Os meandros da logística e a “uberização” do frete (Parte IV)
A inovação tem três etapas: o sonho, o desenvolvimento e a popularização. Não resta dúvida de que a Humanidade já sonhasse com automóveis desde priscas eras. Parece que, em 400 a.C., os chineses fizeram o primeiro carro a vela. Poderíamos dizer que foi o início do desenvolvimento, porém, estava longe da inovação, que só ocorreu de fato no início do século XX. Sim, os primeiros carros como conhecemos já existiam no século XIX, mas estavam ainda no campo do exótico.
A inovação ocorreu quando as ruas adaptaram-se a ele, quando as restrições ao seu uso massivo foram suspensas. Dali para a frente, só ocorreu a melhoria contínua. Mesmo a substituição do combustível pela eletricidade só se fará inovação quando ela alterar o ambiente para servir o automóvel elétrico de forma massiva. Por enquanto, sua presença ainda é exótica.
O avião só foi realmente inovador na II Guerra, quando se trocaram definitivamente os flutuadores pelas rodas no trem de pouso. Até então, evitava-se o investimento em infraestrutura, fazendo-se os aviões pousarem na água. O mesmo aconteceu com a televisão, o computador, com o celular, entre tantos outros exemplos.
Só que a inovação pode acontecer em outras áreas que não os produtos. Também ocorre no marketing e nos processos numa cadeia de que participam os produtos em várias etapas. A “uberização” é uma inovação de processo, que usa o automóvel e o celular como apoio direto, enquanto a infraestrutura viária e a internet são apoio indireto, também frutos de inovação de processo. É uma teia que forma um paradigma tecnológico.

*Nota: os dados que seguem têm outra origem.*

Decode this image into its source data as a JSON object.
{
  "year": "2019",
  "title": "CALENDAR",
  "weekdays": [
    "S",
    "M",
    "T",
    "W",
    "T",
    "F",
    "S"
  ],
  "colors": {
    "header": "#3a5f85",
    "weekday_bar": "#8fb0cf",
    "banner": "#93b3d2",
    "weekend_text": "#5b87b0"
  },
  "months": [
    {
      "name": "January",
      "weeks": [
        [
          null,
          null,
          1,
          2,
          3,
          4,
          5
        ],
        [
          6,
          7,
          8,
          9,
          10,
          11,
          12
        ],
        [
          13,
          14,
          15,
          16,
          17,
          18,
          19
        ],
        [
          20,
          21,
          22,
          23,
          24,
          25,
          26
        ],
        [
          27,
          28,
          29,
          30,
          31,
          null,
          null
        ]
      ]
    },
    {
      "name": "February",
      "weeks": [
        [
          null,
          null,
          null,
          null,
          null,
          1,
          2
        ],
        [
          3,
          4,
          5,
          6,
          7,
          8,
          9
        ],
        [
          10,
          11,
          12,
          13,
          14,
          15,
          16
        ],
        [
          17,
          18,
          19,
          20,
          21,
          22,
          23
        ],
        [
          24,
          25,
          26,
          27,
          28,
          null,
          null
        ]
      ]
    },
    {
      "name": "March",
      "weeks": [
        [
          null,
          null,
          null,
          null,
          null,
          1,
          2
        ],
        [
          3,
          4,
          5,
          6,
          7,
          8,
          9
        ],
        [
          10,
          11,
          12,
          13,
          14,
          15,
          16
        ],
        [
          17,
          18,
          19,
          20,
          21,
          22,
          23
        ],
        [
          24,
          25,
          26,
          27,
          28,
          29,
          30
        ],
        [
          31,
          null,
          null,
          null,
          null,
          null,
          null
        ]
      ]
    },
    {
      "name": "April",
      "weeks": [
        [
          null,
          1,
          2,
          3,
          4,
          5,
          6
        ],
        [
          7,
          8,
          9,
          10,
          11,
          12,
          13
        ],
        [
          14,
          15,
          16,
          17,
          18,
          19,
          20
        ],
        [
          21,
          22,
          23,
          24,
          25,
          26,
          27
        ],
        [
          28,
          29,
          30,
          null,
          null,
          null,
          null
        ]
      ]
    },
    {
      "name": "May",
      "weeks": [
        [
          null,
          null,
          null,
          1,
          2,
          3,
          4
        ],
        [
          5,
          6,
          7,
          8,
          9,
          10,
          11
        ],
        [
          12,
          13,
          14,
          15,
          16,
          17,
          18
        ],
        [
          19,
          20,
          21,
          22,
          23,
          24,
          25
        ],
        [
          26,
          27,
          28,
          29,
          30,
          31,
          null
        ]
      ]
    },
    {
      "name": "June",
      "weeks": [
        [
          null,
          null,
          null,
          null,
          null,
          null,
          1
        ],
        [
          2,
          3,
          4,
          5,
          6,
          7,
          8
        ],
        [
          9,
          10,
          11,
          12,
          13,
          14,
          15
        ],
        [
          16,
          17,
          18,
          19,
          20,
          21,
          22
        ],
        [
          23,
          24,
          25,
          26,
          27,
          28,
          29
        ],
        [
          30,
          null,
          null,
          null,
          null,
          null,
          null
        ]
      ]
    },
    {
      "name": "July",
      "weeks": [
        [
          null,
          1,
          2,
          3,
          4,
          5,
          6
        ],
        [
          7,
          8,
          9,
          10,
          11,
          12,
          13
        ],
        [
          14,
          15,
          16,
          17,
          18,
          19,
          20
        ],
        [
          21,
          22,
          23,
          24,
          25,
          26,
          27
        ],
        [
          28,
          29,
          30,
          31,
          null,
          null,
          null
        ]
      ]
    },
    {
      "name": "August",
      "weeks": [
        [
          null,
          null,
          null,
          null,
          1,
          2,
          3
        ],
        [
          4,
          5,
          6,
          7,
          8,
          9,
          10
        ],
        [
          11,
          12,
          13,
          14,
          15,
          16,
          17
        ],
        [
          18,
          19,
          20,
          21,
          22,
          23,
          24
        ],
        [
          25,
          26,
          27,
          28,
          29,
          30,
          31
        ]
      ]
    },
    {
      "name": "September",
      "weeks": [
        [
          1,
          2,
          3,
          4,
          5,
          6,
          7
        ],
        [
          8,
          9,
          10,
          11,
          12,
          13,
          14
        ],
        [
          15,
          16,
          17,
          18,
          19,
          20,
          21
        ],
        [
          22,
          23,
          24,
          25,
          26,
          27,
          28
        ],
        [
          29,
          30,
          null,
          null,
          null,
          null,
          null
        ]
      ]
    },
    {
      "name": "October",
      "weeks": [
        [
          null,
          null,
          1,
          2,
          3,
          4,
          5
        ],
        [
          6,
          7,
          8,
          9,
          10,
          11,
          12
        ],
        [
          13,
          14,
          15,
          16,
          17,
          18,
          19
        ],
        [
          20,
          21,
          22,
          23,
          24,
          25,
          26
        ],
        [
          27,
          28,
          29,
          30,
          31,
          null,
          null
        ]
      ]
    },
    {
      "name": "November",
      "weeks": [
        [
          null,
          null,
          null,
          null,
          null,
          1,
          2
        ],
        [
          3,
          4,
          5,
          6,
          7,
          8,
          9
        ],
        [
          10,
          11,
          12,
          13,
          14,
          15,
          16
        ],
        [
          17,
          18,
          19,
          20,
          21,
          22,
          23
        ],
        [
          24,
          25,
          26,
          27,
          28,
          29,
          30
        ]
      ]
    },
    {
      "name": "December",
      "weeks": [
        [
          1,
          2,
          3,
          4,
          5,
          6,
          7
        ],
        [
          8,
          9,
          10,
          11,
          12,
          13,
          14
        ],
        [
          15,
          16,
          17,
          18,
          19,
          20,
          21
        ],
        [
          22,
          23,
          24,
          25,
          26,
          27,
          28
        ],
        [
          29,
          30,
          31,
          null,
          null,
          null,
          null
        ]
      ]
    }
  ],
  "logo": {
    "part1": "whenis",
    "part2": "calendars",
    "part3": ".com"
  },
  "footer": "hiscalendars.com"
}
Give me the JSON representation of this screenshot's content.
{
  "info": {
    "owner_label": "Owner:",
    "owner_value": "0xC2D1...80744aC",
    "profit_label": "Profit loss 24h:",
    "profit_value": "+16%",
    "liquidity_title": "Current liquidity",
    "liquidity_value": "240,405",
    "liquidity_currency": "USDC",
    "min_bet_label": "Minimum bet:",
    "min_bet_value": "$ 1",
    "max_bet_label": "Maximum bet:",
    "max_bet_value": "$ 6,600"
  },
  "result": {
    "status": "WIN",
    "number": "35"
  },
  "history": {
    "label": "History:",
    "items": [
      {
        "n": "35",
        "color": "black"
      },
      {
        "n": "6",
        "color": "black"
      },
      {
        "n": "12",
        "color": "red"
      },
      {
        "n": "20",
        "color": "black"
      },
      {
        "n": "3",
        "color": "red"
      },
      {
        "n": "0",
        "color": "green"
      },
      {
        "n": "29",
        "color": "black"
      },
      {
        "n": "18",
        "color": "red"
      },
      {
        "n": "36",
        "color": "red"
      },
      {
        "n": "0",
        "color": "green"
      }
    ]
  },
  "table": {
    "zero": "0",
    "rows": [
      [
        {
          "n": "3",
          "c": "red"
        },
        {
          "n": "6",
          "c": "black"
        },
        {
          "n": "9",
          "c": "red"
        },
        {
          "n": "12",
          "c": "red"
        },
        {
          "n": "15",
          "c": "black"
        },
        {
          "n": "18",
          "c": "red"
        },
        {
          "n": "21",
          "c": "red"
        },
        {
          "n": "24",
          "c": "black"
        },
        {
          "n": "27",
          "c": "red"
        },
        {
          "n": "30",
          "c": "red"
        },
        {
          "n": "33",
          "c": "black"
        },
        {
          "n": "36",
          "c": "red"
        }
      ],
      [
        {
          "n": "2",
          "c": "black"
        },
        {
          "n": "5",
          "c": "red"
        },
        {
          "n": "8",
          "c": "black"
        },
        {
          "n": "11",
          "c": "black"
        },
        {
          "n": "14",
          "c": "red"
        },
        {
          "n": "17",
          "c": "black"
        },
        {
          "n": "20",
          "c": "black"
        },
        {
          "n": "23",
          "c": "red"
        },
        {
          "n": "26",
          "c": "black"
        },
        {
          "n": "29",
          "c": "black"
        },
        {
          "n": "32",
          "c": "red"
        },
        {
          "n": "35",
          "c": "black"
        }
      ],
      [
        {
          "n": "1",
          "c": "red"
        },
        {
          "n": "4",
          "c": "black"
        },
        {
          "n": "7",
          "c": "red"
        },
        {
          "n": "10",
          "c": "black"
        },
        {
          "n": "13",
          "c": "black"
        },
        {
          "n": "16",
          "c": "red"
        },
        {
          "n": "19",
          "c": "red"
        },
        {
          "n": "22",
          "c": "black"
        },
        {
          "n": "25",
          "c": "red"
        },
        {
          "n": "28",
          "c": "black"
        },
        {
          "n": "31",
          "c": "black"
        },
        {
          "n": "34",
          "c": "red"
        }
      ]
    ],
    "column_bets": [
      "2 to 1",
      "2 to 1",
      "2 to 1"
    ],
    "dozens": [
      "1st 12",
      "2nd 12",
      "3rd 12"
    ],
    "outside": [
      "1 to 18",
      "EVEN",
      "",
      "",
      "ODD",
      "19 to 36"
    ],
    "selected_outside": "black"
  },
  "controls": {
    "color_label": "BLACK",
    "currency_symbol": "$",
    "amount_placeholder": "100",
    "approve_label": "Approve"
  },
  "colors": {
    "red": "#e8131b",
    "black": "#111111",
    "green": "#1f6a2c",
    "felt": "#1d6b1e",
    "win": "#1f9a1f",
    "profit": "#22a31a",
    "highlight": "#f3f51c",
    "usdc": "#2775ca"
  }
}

O Estado participa dessa teia, indiretamente quando investe em infraestrutura, diretamente quando investe em prestação de serviços que podem ou não concorrer com a iniciativa privada. A pujança do automóvel depende intimamente do investimento no sistema viário e na regulamentação como processo. Assim, por mais que se dê uma aura de empreendedorismo aos prestadores de serviço por aplicativo, a ideia não suporta virar a primeira página, visto que usa diretamente todos os recursos públicos à disposição.
É justamente na infraestrutura que reside o próximo passo na uberização do frete como um todo, saindo das entregas de comida e quinquilharias porta a porta para movimentar cargas vultosas como grãos e combustíveis.
Essa uberização passa pela padronização dos caminhões, tendendo aos de plataforma que buscam e entregam containers de virtualmente qualquer coisa, líquida, sólida ou gasosa em qualquer endereço. Assim, em vez de um caminhão-tanque encher o recipiente de uma fazenda, ele pode deixar instalado um tanque cheio e levar o vazio, enquanto a carga seguinte pode ser um container de brinquedos importados.
Para isso funcionar, é preciso centralizar o agenciamento, criando um conta-corrente de carga entre os agentes e entre os caminhoneiros, sempre de forma pública como são o Siscomex e o Recof. Esse rastreio ficaria a cargo de um banco de dados público, provavelmente estatal.
O subproduto dessa tendência, que não se massificou, daí não ser ainda inovação, é justamente a racionalização da infraestrutura, retirando o poder político como motor do investimento. Hoje, a construção de uma estrada, ou de um sistema intermodal, depende 80% do poder político dos beneficiários e 20% da racionalização do interesse público.
Aliás, sempre foi assim. É só ver o traçado tradicional da rede ferroviária do Sudeste, em que os fazendeiros pagavam para o traçado ser alterado para passar pelas suas propriedades. A tendência é para que a racionalização do fluxo de mercadorias tenha como grande beneficiário o conjunto de empresas de logística que possam pertencer ao sistema integrado.
Por fim, espera-se que a inovação em processo e a uberização do frete propicie a adoção de novos meios de transporte como o granoduto e os comboios de carretas elétrica rodando em pistas segregadas nas principais artérias rodoviárias do país. É esperar para ver.